About two weeks ago, I was able to spend the day in Franklin, Tennessee. While at Battle Ground Academy, a few of my colleagues and I attended the TAIS Innovation and Tech Institute. This event opened with a keynote speaker followed by several blocks of engaging sessions surrounding innovation and technology. Each session presented a unique look into some intriguing, relevant topics for today’s schools, educators, and learners. After having some time to reflect on this professional development experience, I’ve found a few of the sessions making their way into my mind throughout my daily routines.
This session was led by Pete Dunlap, former teacher and current author and speaker. He shared some fascinating data related to our consumption, use, and management of social media. Pete provided us with some great suggestions for guarding our time from the vacuum that social media can become (by the way, please like, share, and follow this blog). He also encouraged us to consider our own social media habits. What are we proud of? What are we ashamed of? By thinking through these things and truly considering our uses of social media, we were able to walk away with a few ways to empower others, specifically students, with some healthy strategies for technology use. Here are a few takeaways from this particular session:
- Socially, face-to-face wins every time, as opposed to the superficial, temporary feelings social media can provide
- Consider whether or not validation comes from the likes or retweets
- Develop – along with our school’s Director of IT – a social media session for our fifth grade advisory program
Breaking the “Bad Tester” Claim
Bonner Williams is the Data Analyst/Test Prep Specialist at Hutchison School, a role that is relatively new.

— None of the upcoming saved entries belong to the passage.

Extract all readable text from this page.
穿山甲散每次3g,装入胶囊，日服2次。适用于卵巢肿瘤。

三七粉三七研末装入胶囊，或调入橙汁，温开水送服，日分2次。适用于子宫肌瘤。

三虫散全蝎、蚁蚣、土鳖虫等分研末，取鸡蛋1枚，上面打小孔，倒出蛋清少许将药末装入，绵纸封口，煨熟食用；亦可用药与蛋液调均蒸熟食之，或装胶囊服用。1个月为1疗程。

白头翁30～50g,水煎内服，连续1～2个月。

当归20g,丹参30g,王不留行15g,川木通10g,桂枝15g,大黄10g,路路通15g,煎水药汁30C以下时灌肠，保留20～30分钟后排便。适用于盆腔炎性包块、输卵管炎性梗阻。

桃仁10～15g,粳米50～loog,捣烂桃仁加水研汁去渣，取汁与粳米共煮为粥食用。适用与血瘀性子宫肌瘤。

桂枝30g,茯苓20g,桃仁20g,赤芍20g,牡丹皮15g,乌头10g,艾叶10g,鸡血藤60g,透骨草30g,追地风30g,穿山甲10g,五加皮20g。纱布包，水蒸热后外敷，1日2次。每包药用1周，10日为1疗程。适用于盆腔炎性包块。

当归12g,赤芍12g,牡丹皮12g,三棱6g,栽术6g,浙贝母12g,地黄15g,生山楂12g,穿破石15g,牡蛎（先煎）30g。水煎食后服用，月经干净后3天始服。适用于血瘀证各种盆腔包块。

In her session, she shared about her work with the Upper School students at her school. Much of her analytical efforts are spent breaking down the single number attached to a standardized test and helping students realize the layers to that score. She then develops a plan to shape and focus their preparation as they seek to improve their future scores. I left, however, most encouraged by her approach to communication with her students. The students at Hutchison are not only fortunate to experience the practical benefits of this feedback, but the focus on growth and improvement – as opposed to the fixed thinking of I’m just not a good test taker – will be monumental for them in more ways than any test score could ever hope to measure. These are the key points that stood out from her session:
- Start with instilling in students a belief that they can improve – this has to take place before content mastery, strategies, or tips and tricks can ever be employed
- Focus on a growth mindset, especially when analyzing standardized test scores
- Remind students that they are more than their score – whether the score is or isn’t what they’d hoped
Quality professional development opportunities like this one are always enjoyable, and I find the follow-up conversations with colleagues just as beneficial. For me, it’s exciting thinking about action steps moving forward. I hope that – whatever your field, profession, or role – you are able to take part in experiences that push, challenge, and stretch you.